コラボ消費の核心は,この余剰キャパシティをどのように分配し直すかだ。オンラインのソーシャルネットワークGPS 搭載の携帯デバイスといった最新のテクノロジーは,この問題をさまざまな方法で解決する手段になる。(p. 116)

スマートフォンが余剰キャパシティの再分配に一役買った。

数万人,あるいは数百万人の集合的な知恵が,個人や小さなグループにはできない結果や知識を生み出すことについて,もっとも詳しく描かれているのはジェームズ・スロウィッキーの『「みんなの意見」は案外正しい』だろう。しかし,これまでと違うのは,集合知が利用を所有よりも魅力的にすることだ。(p. 138)

「みんなの意見」は案外正しいと言うが,国内外の選挙,国外の国民投票の結果を見ると,必ずしもそうではないか。

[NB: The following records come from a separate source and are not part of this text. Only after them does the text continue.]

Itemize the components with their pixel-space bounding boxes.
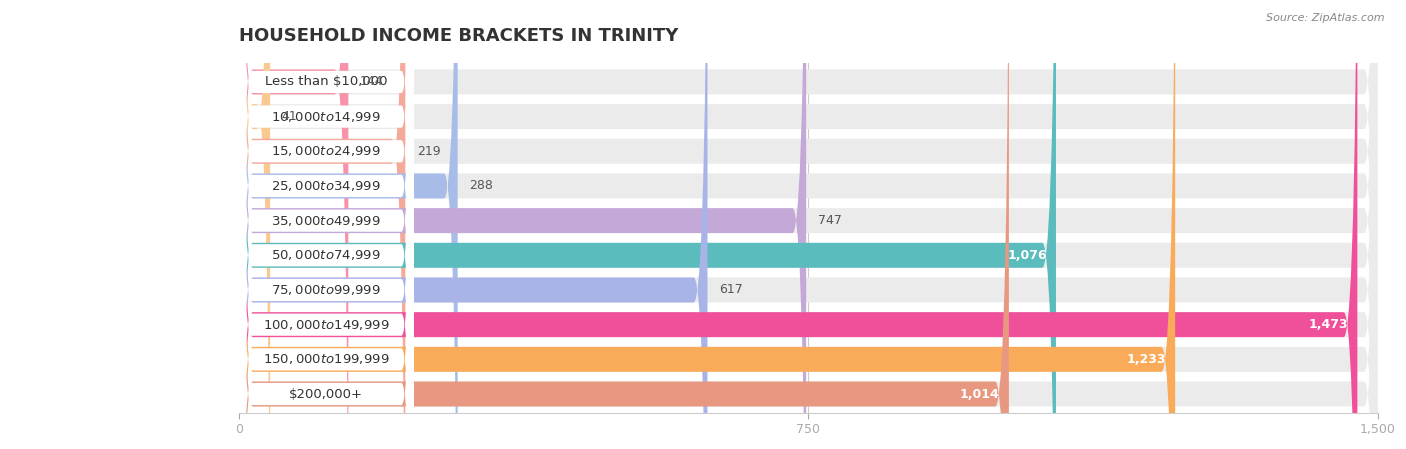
Text: $100,000 to $149,999: $100,000 to $149,999: [263, 317, 389, 332]
FancyBboxPatch shape: [239, 0, 413, 449]
Text: 219: 219: [416, 145, 440, 158]
Text: Source: ZipAtlas.com: Source: ZipAtlas.com: [1267, 13, 1385, 23]
Text: $50,000 to $74,999: $50,000 to $74,999: [271, 248, 381, 262]
FancyBboxPatch shape: [239, 0, 1378, 449]
Text: $25,000 to $34,999: $25,000 to $34,999: [271, 179, 381, 193]
FancyBboxPatch shape: [239, 0, 1378, 449]
FancyBboxPatch shape: [239, 0, 413, 449]
FancyBboxPatch shape: [239, 0, 1378, 449]
FancyBboxPatch shape: [239, 0, 413, 449]
FancyBboxPatch shape: [239, 0, 1010, 449]
FancyBboxPatch shape: [239, 0, 413, 449]
FancyBboxPatch shape: [239, 0, 1378, 449]
FancyBboxPatch shape: [239, 0, 413, 449]
FancyBboxPatch shape: [239, 0, 1378, 449]
Text: $15,000 to $24,999: $15,000 to $24,999: [271, 144, 381, 158]
Text: HOUSEHOLD INCOME BRACKETS IN TRINITY: HOUSEHOLD INCOME BRACKETS IN TRINITY: [239, 27, 678, 45]
Text: 1,233: 1,233: [1126, 353, 1166, 366]
Text: 288: 288: [470, 180, 494, 193]
FancyBboxPatch shape: [239, 0, 413, 449]
FancyBboxPatch shape: [239, 0, 1056, 449]
FancyBboxPatch shape: [239, 0, 707, 449]
Text: 1,473: 1,473: [1309, 318, 1348, 331]
Text: 617: 617: [718, 283, 742, 296]
Text: 1,076: 1,076: [1007, 249, 1047, 262]
FancyBboxPatch shape: [239, 0, 349, 449]
Text: $75,000 to $99,999: $75,000 to $99,999: [271, 283, 381, 297]
FancyBboxPatch shape: [239, 0, 806, 449]
FancyBboxPatch shape: [239, 0, 1378, 449]
FancyBboxPatch shape: [239, 0, 458, 449]
FancyBboxPatch shape: [239, 0, 405, 449]
Text: Less than $10,000: Less than $10,000: [266, 75, 388, 88]
Text: $35,000 to $49,999: $35,000 to $49,999: [271, 214, 381, 228]
FancyBboxPatch shape: [239, 0, 1378, 449]
FancyBboxPatch shape: [239, 0, 1378, 449]
Text: $10,000 to $14,999: $10,000 to $14,999: [271, 110, 381, 123]
FancyBboxPatch shape: [239, 0, 1378, 449]
Text: 747: 747: [817, 214, 841, 227]
Text: $200,000+: $200,000+: [290, 387, 363, 401]
FancyBboxPatch shape: [239, 0, 1378, 449]
Text: 1,014: 1,014: [960, 387, 1000, 401]
FancyBboxPatch shape: [239, 0, 1175, 449]
FancyBboxPatch shape: [239, 0, 413, 449]
FancyBboxPatch shape: [239, 0, 1357, 449]
Text: $150,000 to $199,999: $150,000 to $199,999: [263, 352, 389, 366]
Text: 41: 41: [281, 110, 297, 123]
FancyBboxPatch shape: [239, 0, 413, 449]
FancyBboxPatch shape: [239, 0, 413, 449]
FancyBboxPatch shape: [239, 0, 413, 449]
Text: 144: 144: [360, 75, 384, 88]
FancyBboxPatch shape: [239, 0, 270, 449]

自分が捨てようとしていたものを人にあげて感謝された時に感じるものは,行動経済学者らに言わせれば,利他的行動をとった時に感じるいわゆる「内側がじーんとする感じ」と同じだという。(p. 171)

自分が捨てようとしていたものが,誰かの役に立つのは,気分がいい。

GDP という単純化された指標は,ますます見向きされなくなっている。GDP 崇拝への反論は,人の生産量だけで評価できないというものだ。GDP の考案者,ロシア系アメリカ人経済学者の故サイモン・クズネッツでさえ,GDP のモデルには重大な欠陥があると知っていた。「国の豊かさは,およそその収入で測れるものではない」と,1934 年に彼は言っている。(p. 275)

収入だけでは国の豊かさを測ろうとすると,現在の日本はかなり低い順位になると思われる。

ケリーは,そのブログ「テックニウム」(The Technium) で「クリエイターは 1000 人の本当のファン(トゥルー・ファン)を持とう」と語る。ケリーによれば,そのくらいの数が現実的であり,直接投資や購買でそのクリエイター個人を支えることができる単位がトゥルー・ファンということだ。もしクラウドファンディングや直接投資を含むマイクロファイナンスがさらに浸透すれば,クリエイターのみならず,このトゥルー・ファン論が現実味を帯びてくるかもしれない。(p. 298)

ファンの数が 1,000 人というのはかなり多い。しかし,トップにしか達成できないかというと,そうではない。Hatena Blog など個人が発信できるメディアの登場などテクノロジーの進化により,ファン獲得のすそ野は広がっている。